🔬 Lab2: ROS

📌 Objectives

• Students should be able to configure and verify a ROS2 environment, including understanding how environment variables and workspace setup influence ROS behavior.

• Students should be able to interact with ROS2 command‑line tools, using nodes, topics, services, parameters, and actions to control and observe system behavior.

• Students should be able to visualize ROS computation graphs and system activity, using tools such as rqt_graph and rqt_console to interpret node interactions and debug runtime events.

• Students should be able to record and replay ROS2 data, creating bag files, managing directory structures, and validating recorded sensor or simulation data.

📜 ROS Introduction.

The Robot Operating System (ROS) is a flexible framework for writing robot software. It is a collection of tools, libraries, and conventions that aim to simplify the task of creating complex and robust robot behavior across a wide variety of robotic platforms. ROS is sometimes called a meta operating system because it performs many functions of an operating system, but it requires a computer’s operating system such as Linux.

Why? Because creating truly robust, general-purpose robot software is hard. From the robot’s perspective, problems that seem trivial to humans often vary wildly between instances of tasks and environments. Dealing with these variations is so hard that no single individual, laboratory, or institution can hope to do it on their own.

As a result, ROS was built from the ground up to encourage collaborative robotics software development. For example, one laboratory might have experts in mapping indoor environments, and could contribute a world-class system for producing maps.

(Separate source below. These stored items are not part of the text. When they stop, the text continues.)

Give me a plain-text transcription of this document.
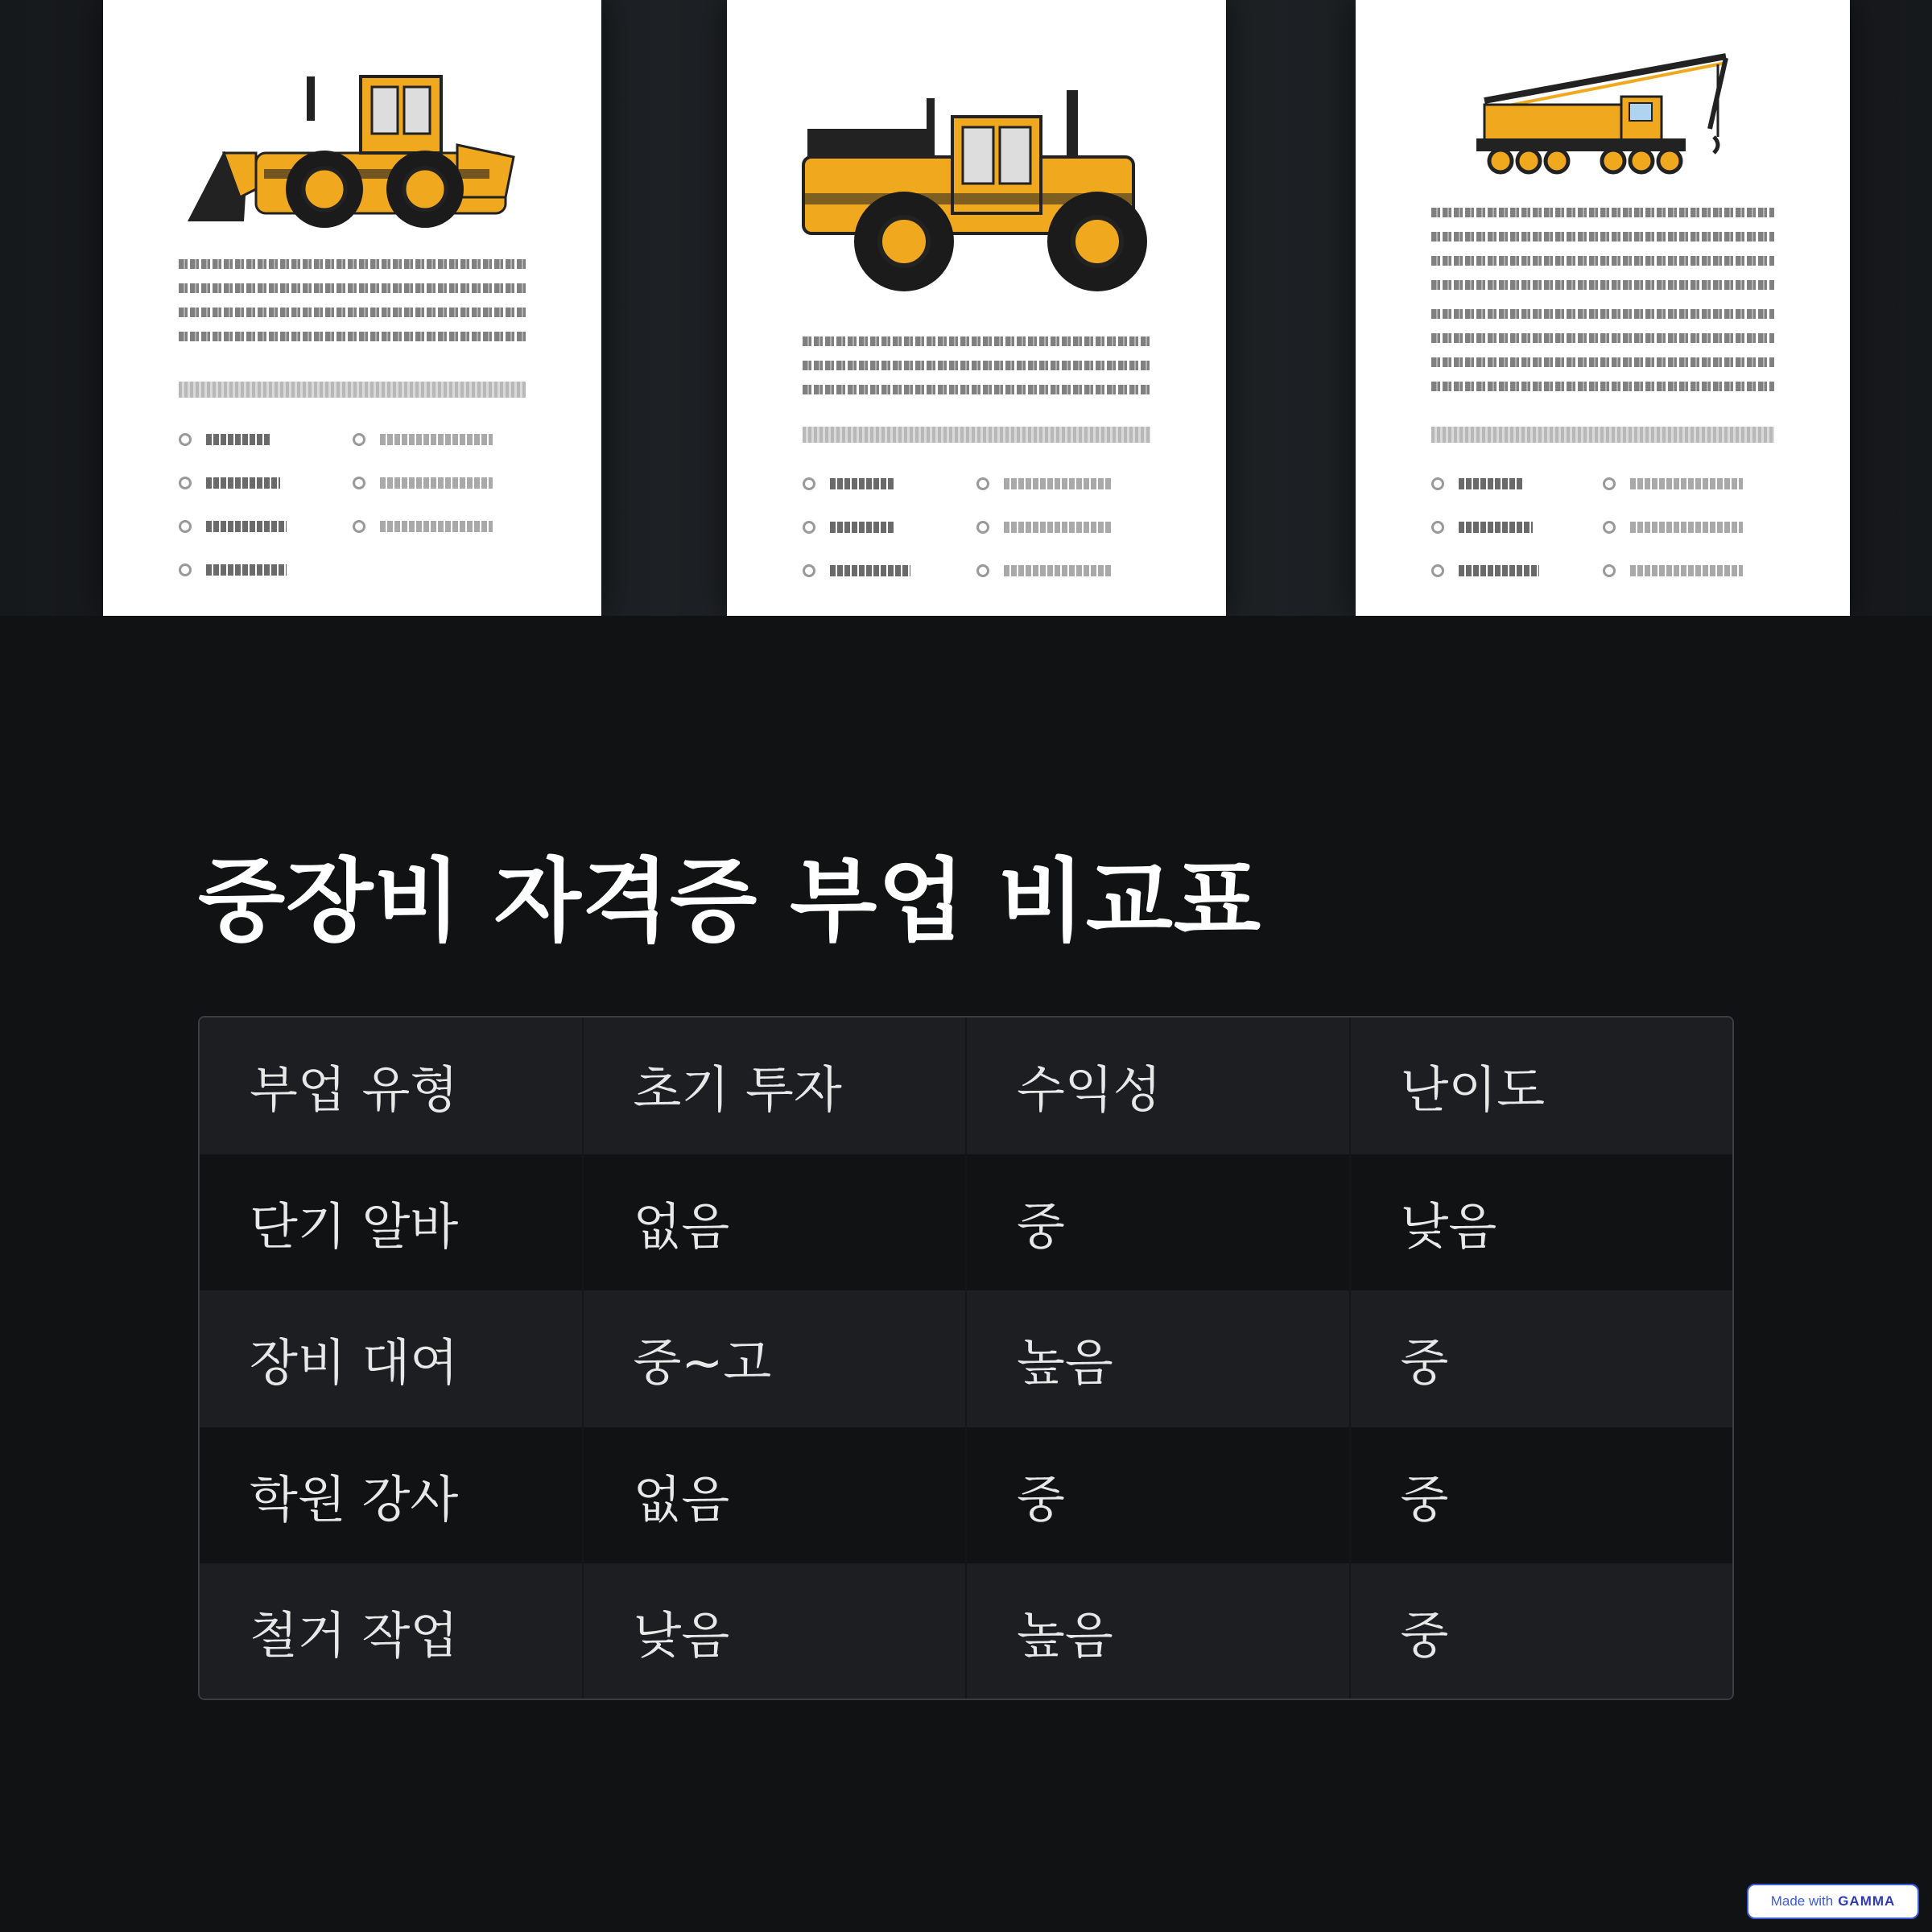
중장비 자격증 부업 비교표
부업 유형	초기 투자	수익성	난이도
단기 알바	없음	중	낮음
장비 대여	중~고	높음	중
학원 강사	없음	중	중
철거 작업	낮음	높음	중
Made with GAMMA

Another group might have experts at using maps to navigate, and yet another group might have discovered a computer vision approach that works well for recognizing small objects in clutter. ROS was designed specifically for groups like these to collaborate and build upon each other’s work, as is described throughout this site.

ROS2 Humble Hawksbill: https://docs.ros.org/en/humble/

💻 ROS Command-line tools

The tutorials at Beginner: CLI Tools are an excellent introduction to ROS2 command‑line tools, but you must follow the lab instructions provided below as you complete them. Do not skip ahead or work through the tutorials on your own - each step in this lab depends on the guidance written below.

Work through all 10 tutorials while carefully following the instructions in this lab, which should take about 2–3 hours in total.

1. Configuring environment

• For this firt tutorial, Configuring Environment, your environment has already been configured. Simply read through the page, but do not run any commands. Instead, open the .bashrc file by running the following commands:

  cd
  gedit .bashrc
  

• You should see the following lines at the bottom of the .bashrc file.

  source /opt/ros/humble/setup.bash
  source ~/master_ws/install/setup.bash
  source /usr/share/gazebo/setup.sh
  source /usr/share/colcon_cd/function/colcon_cd.sh
  export ROS_DOMAIN_ID=0  # For master0 and robot0
  export _colcon_cd_root=/opt/ros/humble/
  export TURTLEBOT3_MODEL=burger
  export LDS_MODEL=LDS-01 # replace with LDS-02 if using new LIDAR
  source /usr/share/colcon_argcomplete/hook/colcon-argcomplete.bash
  

  Your ROS_DOMAIN_ID=XX should match your computer ID, where XX corresponds to the XX in MasterXX. Update the file, save the changes, and exit. You can find your LDS_MODEL here

2. Using turtlesim, ros2, and rqt

• Do not install rqt and its plugins, as they are already installed.

3. Understanding nodes

• Complete this tutorial.

4. Understanding topics

• Try all the options for the checkboxes in rqt_graph.

  
  

• Recreate the graph shown above and save it as a .png file. While the block locations might differ from the example, ensure your graph structure matches. Save the graph by clicking the Save as image button in the top-right corner and submit it on Gradescope.

  Note

  Do NOT take pictures of your computer screen using your phone because (i) it can result in sampling aliasing, as explained in ECE215/ECE315, (ii) it will require more steps compared to a simple screen capture, and (iii) the resulting image will always be blurrier than a direct screen capture.

5. Understanding services

• Follow the instruction in this turtorial. At the end, spawn an additional turtle (so there are 3 turtles in total) near the center of the window. Right click on the title bar and select Take Screenshot. You can also take a screenshot using the Print Screen key on your keyboard. Then, submit the screenshot on Gradescope.

  
  

  Warning

  You will receive a grade of -10 everytime you submit a picture of computer screen taken by your phone or mobile device.

6. Understanding parameters

• Complete this tutorial.

7. Understanding actions

• Complete this tutorial.

8. Using rqt_console to view logs

• Complete this tutorial.

9. Launching nodes

• Complete this tutorial.

10. Recording and playing back data

• Create a directory called lab2 within your local repository. Then, create the bag_files directory inside the lab2 directory. As you follow the instruction in this tutorial, save the subset bag file in the bag_files directory. Ensure the recording time is approimately 10 seconds. Push your code to your GitHub repository.

🚚 Deliverables

• Go to Gradescope and submit the Lab2 assignment.